但“星河計劃”需要的不是泛泛而談,而是能落地的具體合作點。
“朱總工,”呂辰放下茶杯,語氣平和,卻帶著一絲不容迴避的認真,“貴廠在工藝紀律、經驗傳承和環境控制方面的成就,我們確實深受啟發。不過,‘星河計劃’對感光材料的要求,可能比目前任何民用甚至部分特種膠片都要苛刻一個數量級。僅僅依靠現有的‘大概’和‘經驗’,恐怕難以滿足未來需求。”
朱總工笑容不變:“呂辰同志說得對,新材料新要求嘛。不過,萬丈高樓平地起,總得有個過程。我們可以先從改進現有材料入手,逐步提升嘛。”
“時間不等人啊,朱總工。”呂辰輕輕搖頭,目光直視對方,“我們下一站計劃去天津和無錫看看。”
謝謝凱也插話道:“天津廠離保定、吉林更近,明膠、成色劑和硝酸銀的獲取更方便,最主要的是北京化工研究院更近,理論支援上有先天優勢;無錫那邊在精細化工和塗布裝置小型化方面好像也有獨到之處。”
宋教授也點點頭:“多看看,多比較,或許能找到更貼近我們需求的合作基礎。”
這番對話說得委婉,但意思很明確,你不給乾貨,我們就帶著需求去找你的競爭對手。
在這個計劃經濟的年代,雖然不存在赤裸裸的市場競爭,但“國家級重點課題”“未來電子工業基石”這樣的專案花落誰家,對任何一個單位來說都是巨大的榮譽和資源傾斜。
朱總工沒有立刻接話,端起茶杯,用杯蓋輕輕撇了撇浮沫,呷了一口。
他的目光在三人臉上快速掃過,像是在心裡撥弄一架無形的算盤。
放下茶杯時,臉上那層過於熱情的“招待式笑容”淡去了,換上了一種更實在、甚至帶點研判味道的表情。
他聽懂了弦外之音,上海廠雖然是龍頭之一,但絕非唯一選擇。
如果讓北京來的“星河計劃”團隊帶著“上海廠保守、缺乏合作誠意”的印象離開,轉而在天津或無錫取得突破,那對他和上海廠來說,將是難以接受的失誤。
會議室裡出現了短暫的沉默,只有暖氣管片微微的嗡鳴。
宋顏教授適時地接過了話頭,語氣誠懇:“朱總工,我們非常理解貴廠對核心技術的保護。‘星河計劃’也絕非想要無償獲取你們的積累。我們尋求的,是一種基於共同目標、優勢互補的深度合作。我們帶來的是未來的、明確的應用需求和國家層面的戰略視野,以及部分研發資源;希望貴廠貢獻的,是幾十年積累下來的、如何與嬌貴化學材料打交道、如何實現精密可控的工程化生產的‘活’的經驗與體系。這些經驗,比任何具體配方都寶貴。”
謝凱也補充道:“而且,一旦合作成功,攻克了難關,這份榮耀和成果,是寫在我們共同的名字下的。上海膠片廠的名字,將不僅僅印在膠捲盒上,更會刻在中國電子工業崛起的基石上。”
軟硬兼施,既有現實的壓力,也有未來的誘惑,更有對對方核心價值的精準肯定。
朱總工陷入了沉思,手指敲擊桌面的節奏變得緩慢而沉重。
他看了看眼前三人,他們眼中沒有貪婪,只有一種灼熱的、指向未來的急切和誠懇。
他們描述的藍圖,雖然聽起來像天方夜譚,卻莫名地讓人心潮澎湃。
終於,他長舒一口氣,彷彿下定了決心,臉上那種圓滑的職業笑容褪去,取而代之的是一種技術負責人談到專業時的銳利和認真。

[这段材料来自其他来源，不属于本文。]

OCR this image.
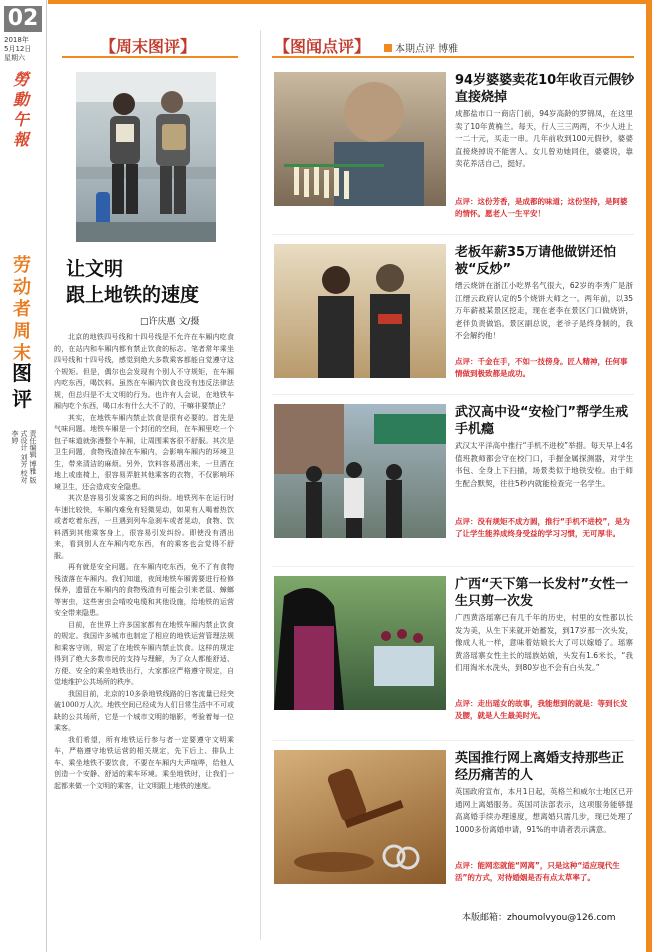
02
2018年
5月12日
星期六
勞動午報
劳动者周末
图评
责任编辑 博雅 版式设计 刘芳 校对 李婷
【周末图评】
让文明
跟上地铁的速度
□许庆惠 文/摄

北京的地铁四号线和十四号线是不允许在车厢内吃食的，在站内和车厢内都有禁止饮食的标志。笔者常年乘坐四号线和十四号线，感觉到绝大多数乘客都能自觉遵守这个规矩。但是，偶尔也会发现有个别人不守规矩，在车厢内吃东西，喝饮料。虽然在车厢内饮食也没有违反法律法规，但总归是不太文明的行为。也许有人会说，在地铁车厢内吃个东西，喝口水有什么大不了的，干嘛非要禁止？

其实，在地铁车厢内禁止饮食是很有必要的。首先是气味问题。地铁车厢是一个封闭的空间，在车厢里吃一个包子味道就弥漫整个车厢，让周围乘客很不舒服。其次是卫生问题，食物残渣掉在车厢内，会影响车厢内的环境卫生，带来清洁的麻烦。另外，饮料容易洒出来，一旦洒在地上或座椅上，很容易弄脏其他乘客的衣物，不仅影响环境卫生，还会造成安全隐患。

其次是容易引发乘客之间的纠纷。地铁列车在运行时车速比较快，车厢内难免有轻微晃动，如果有人喝着热饮或者吃着东西，一旦遇到列车急刹车或者晃动，食物、饮料洒到其他乘客身上，很容易引发纠纷。即使没有洒出来，看到别人在车厢内吃东西，有的乘客也会觉得不舒服。

再有就是安全问题。在车厢内吃东西，免不了有食物残渣落在车厢内。我们知道，夜间地铁车厢需要进行检修保养，遗留在车厢内的食物残渣有可能会引来老鼠、蟑螂等害虫，这些害虫会啃咬电缆和其他设施，给地铁的运营安全带来隐患。

目前，在世界上许多国家都有在地铁车厢内禁止饮食的规定。我国许多城市也制定了相应的地铁运营管理法规和乘客守则，规定了在地铁车厢内禁止饮食。这样的规定得到了绝大多数市民的支持与理解，为了众人都能舒适、方便、安全的乘坐地铁出行，大家都应严格遵守规定，自觉地维护公共场所的秩序。

我国目前，北京的10多条地铁线路的日客流量已经突破1000万人次。地铁空间已经成为人们日常生活中不可或缺的公共场所，它是一个城市文明的缩影，考验着每一位乘客。

我们希望，所有地铁运行参与者一定要遵守文明乘车，严格遵守地铁运营的相关规定，先下后上、排队上车、乘坐地铁不要饮食，不要在车厢内大声喧哗，给他人创造一个安静、舒适的乘车环境。乘坐地铁时，让我们一起都来做一个文明的乘客，让文明跟上地铁的速度。

【图闻点评】	本期点评 博雅
94岁婆婆卖花10年收百元假钞直接烧掉
成都盐市口一商店门前，94岁高龄的罗锦凤，在这里卖了10年黄桷兰。每天，行人三三两两，不少人进上一二十元，买走一串。几年前收到100元假钞，婆婆直接烧掉说不能害人。女儿曾劝她同住，婆婆说，靠卖花养活自己，挺好。
点评：这份芳香，是成都的味道；这份坚持，是阿婆的情怀。愿老人一生平安！
老板年薪35万请他做饼还怕被“反炒”
缙云烧饼在浙江小吃界名气很大，62岁的李秀广是浙江缙云政府认定的5个烧饼大师之一。两年前，以35万年薪被某景区挖走，现在老李在景区门口做烧饼，老伴负责做馅。景区副总说，老爷子是终身制的，我不会解约他！
点评：千金在手，不如一技傍身。匠人精神，任何事情做到极致都是成功。
武汉高中设“安检门”帮学生戒手机瘾
武汉太平洋高中推行“手机不进校”举措。每天早上4名值班教师都会守在校门口，手握金属探测器，对学生书包、全身上下扫描，场景类似于地铁安检。由于师生配合默契，往往5秒内就能检查完一名学生。
点评：没有规矩不成方圆，推行“手机不进校”，是为了让学生能养成终身受益的学习习惯，无可厚非。
广西“天下第一长发村”女性一生只剪一次发
广西黄洛瑶寨已有几千年的历史，村里的女性都以长发为美，从生下来就开始蓄发，到17岁那一次头发，像成人礼一样，意味着姑娘长大了可以嫁婚了。瑶寨黄洛瑶寨女性主长的瑶族姑娘，头发有1.6米长，“我们用淘米水洗头，到80岁也不会有白头发。”
点评：走出瑶女的故事，我能想到的就是：等到长发及腰，就是人生最美时光。
英国推行网上离婚支持那些正经历痛苦的人
英国政府宣布，本月1日起，英格兰和威尔士地区已开通网上离婚服务。英国司法部表示，这项服务能够提高离婚手续办理速度，想离婚只需几步，现已处理了1000多份离婚申请，91%的申请者表示满意。
点评：能网恋就能“网离”，只是这种“适应现代生活”的方式，对待婚姻是否有点太草率了。
本版邮箱：zhoumolvyou@126.com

“宋教授,呂辰同志,謝凱同志,”朱總工的聲音壓低了一些,“你們……到底要做甚麼?需要感光材料達到甚麼樣的極限指標?不瞞你們說,我們實驗室最近在攻關新一代高解析度X光片,確實有一些新的進展和想法,但你們提到的‘幾微米線條’,這已經完全跳出了傳統鹵化銀體系的框架了。不搞清楚最終目標,我很難判斷我們到底能貢獻甚麼,又需要甚麼樣的幫助。”
關鍵的轉折點到了,對方開始詢問具體需求,這是開啟技術話匣子的第一步。
此刻需要給出一些更實質、更震撼的資訊,才能徹底打破對方的心理防線,建立起真正的技術共鳴。
宋顏教授微微點頭,對朱總工說:“朱總工,接下來我們要談的內容,屬於‘星河計劃’前期調研範圍,請您暫時保密。”
“當然!”朱總工神情一肅。
宋顏教授緩緩說道:“我們要做的,不是給山川大地拍照,也不是給人拍X光片。我們要做的,是在比指甲蓋還小的矽片上,用‘光’作為畫筆,繪製出極其精細的電子線路圖。這些線路的寬度和間隔,目標就是在微米級別,未來甚至會追求更細。我們需要的感光材料,我們稱之為光刻膠,就是那張至關重要的‘感光底片’。它的解析度,直接決定了我們能在多小的面積上‘安裝’多少個電子元件,也就直接決定了未來計算機的心臟能有多強大。”
“電子線路……用光畫出來……在矽片上……”朱總工喃喃重複,眼睛越來越亮。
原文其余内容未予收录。